Obtaining a pointer to the end of an array

I use the following template to obtain a pointer pointing after the last element of an array:

template <typename T, size_t n>
T* end_of(T (&array)[n])
{
    return array + n;
}

Now I seem to remember that there was some problem with this approach, but I cannot remember what it was. I believe it had something to with the choice of the type parameters or function parameters, but I'm not sure. So just as a sanity check, do you see any problems with the above code? Small usage test:

int test[] = {11, 19, 5, 17, 7, 3, 13, 2};
std::sort(test, end_of(test));

Your proposal is not necessarily evaluated at compile time, it depends on optimisation. The following is calculated at compile time:

template <typename T, size_t N> char (&array(T(&)[N]))[N];

int main()
{
  int myArray[10];

  std::cout << sizeof array(myArray) << std::endl;

  return 0;
}

It works by creating an array type of char which is the same number of elements as the given array. sizeof always returns size in number of chars.

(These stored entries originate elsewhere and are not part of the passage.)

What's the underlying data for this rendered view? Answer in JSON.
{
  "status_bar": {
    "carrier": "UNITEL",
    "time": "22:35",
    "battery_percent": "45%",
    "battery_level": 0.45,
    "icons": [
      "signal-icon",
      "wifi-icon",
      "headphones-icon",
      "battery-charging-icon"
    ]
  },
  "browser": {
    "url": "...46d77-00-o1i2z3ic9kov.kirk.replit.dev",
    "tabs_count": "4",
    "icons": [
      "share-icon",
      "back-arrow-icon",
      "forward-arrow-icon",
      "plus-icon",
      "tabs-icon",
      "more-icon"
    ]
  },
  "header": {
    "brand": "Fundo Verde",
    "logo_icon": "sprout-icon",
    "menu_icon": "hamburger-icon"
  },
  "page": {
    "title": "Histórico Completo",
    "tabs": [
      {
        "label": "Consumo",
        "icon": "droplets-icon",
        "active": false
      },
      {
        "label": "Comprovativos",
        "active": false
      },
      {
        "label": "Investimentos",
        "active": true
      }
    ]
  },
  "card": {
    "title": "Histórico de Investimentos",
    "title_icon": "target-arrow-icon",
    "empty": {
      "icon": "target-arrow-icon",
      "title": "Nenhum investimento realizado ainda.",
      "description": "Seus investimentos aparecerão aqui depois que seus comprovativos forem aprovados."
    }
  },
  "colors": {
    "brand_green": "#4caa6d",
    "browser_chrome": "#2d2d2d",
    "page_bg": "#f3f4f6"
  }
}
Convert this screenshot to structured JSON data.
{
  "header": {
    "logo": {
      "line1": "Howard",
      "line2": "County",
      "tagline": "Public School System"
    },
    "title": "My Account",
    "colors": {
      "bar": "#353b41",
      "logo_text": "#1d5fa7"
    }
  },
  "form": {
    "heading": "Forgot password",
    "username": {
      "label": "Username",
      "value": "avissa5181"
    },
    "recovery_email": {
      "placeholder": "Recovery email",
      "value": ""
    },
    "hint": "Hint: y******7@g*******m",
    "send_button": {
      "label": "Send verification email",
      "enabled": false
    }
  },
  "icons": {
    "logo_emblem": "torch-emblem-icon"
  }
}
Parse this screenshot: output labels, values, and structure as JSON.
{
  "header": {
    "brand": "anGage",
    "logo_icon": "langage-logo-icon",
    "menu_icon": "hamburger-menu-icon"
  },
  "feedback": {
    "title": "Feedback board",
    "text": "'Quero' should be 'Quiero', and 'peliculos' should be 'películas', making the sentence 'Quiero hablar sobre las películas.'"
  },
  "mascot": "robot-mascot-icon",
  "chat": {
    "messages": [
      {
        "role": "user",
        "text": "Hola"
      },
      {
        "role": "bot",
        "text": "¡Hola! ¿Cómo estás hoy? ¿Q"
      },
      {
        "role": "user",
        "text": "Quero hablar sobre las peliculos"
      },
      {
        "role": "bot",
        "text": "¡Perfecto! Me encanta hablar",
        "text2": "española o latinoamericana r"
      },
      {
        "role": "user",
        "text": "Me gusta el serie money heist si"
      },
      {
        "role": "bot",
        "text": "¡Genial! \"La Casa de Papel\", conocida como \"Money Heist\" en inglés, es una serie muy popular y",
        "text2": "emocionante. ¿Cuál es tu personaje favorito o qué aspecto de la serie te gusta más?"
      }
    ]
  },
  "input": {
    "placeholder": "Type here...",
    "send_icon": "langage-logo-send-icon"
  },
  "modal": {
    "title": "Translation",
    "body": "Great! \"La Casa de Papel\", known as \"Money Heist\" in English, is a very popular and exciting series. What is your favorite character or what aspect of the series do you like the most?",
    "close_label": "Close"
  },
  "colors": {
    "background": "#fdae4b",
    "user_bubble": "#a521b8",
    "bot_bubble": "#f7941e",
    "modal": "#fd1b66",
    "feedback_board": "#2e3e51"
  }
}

The only problem i see is that if you ever don't know the length at compile time, your template won't know what to put in there. So you'd have to say test+x or something anyway, and now you have two different ways to do the same thing.

Personally i'd rather just use a vector<int> and thus have end() already defined for me. If you ever need the array, it's available as &v[0] .


You need a const version too. However, as far as I know, there's no actual problems with that approach- I see it used commonly.